The Sea and His Daughter

The Sea and His Daughter

“Do you ever feel homesick for a place you can’t remember?” my father would ask me, late at night, when the tide pressed high against the dunes. I would smile, shake my head, and turn up the heating a little higher. He was half delirious towards the end of his life, slipping back in time as the dementia tightened its grip. “I am the sea,” he would say softly, looking out the kitchen window towards the waves. I am the sea. He sang it under his breath to a tune he half recalled, and he watched the waves roll in and break against the sand.

That winter, he began to wander. I would visit, only to find his front door wide open and the wind whipping through the house.
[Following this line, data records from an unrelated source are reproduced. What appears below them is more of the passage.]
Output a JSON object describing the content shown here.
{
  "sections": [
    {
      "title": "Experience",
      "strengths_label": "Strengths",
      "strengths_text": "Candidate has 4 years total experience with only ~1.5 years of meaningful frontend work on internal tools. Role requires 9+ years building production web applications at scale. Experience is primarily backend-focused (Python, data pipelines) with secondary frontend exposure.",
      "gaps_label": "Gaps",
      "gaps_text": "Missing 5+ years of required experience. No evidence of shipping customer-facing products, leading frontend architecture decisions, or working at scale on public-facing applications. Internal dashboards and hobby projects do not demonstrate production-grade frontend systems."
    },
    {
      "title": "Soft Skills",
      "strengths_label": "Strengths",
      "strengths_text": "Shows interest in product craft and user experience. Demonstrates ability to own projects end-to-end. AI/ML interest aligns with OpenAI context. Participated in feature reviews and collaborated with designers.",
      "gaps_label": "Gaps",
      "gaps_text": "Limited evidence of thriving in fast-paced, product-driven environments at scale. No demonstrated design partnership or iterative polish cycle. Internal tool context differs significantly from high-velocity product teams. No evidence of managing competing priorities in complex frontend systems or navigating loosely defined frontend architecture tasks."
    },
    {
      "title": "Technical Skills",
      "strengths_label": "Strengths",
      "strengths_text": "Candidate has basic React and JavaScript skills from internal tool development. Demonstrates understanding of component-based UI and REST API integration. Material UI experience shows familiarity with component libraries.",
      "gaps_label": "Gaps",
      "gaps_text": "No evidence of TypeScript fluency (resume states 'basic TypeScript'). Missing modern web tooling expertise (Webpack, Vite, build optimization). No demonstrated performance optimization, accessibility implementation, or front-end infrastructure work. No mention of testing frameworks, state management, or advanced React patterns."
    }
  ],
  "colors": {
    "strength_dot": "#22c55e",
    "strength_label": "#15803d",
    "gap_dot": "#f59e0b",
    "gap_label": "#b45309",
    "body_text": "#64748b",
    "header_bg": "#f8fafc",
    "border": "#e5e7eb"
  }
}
Down the cliff path, where the gorse and wild privet clung low to the earth, I would follow his familiar footprints; two slippered feet and one blackthorn walking stick. The track was steep. It wound down between the sand dunes and crossed a small, but wilful, stream. The gulls would wheel away, disgruntled at my presence, and on the beach below the brown specks of sandpipers scampered, indifferent, along the water’s edge. I knew exactly where I would find my father.

The wanderings would take him down to the waterline, where he would stand, sand-splattered and dreaming. The waves washed over his feet, filling his slippers and soaking his socks. When I took his arm gently, he would look at me with sea-grey eyes, blank as the sky, and meekly permit me to guide him back home. It was after he caught pneumonia, and worsened it by leaving bed to visit the sea, that we decided he should move into a care home. He took the news distantly, as if part of him was already gone, wild as the white horses that reared and plunged amongst the surf.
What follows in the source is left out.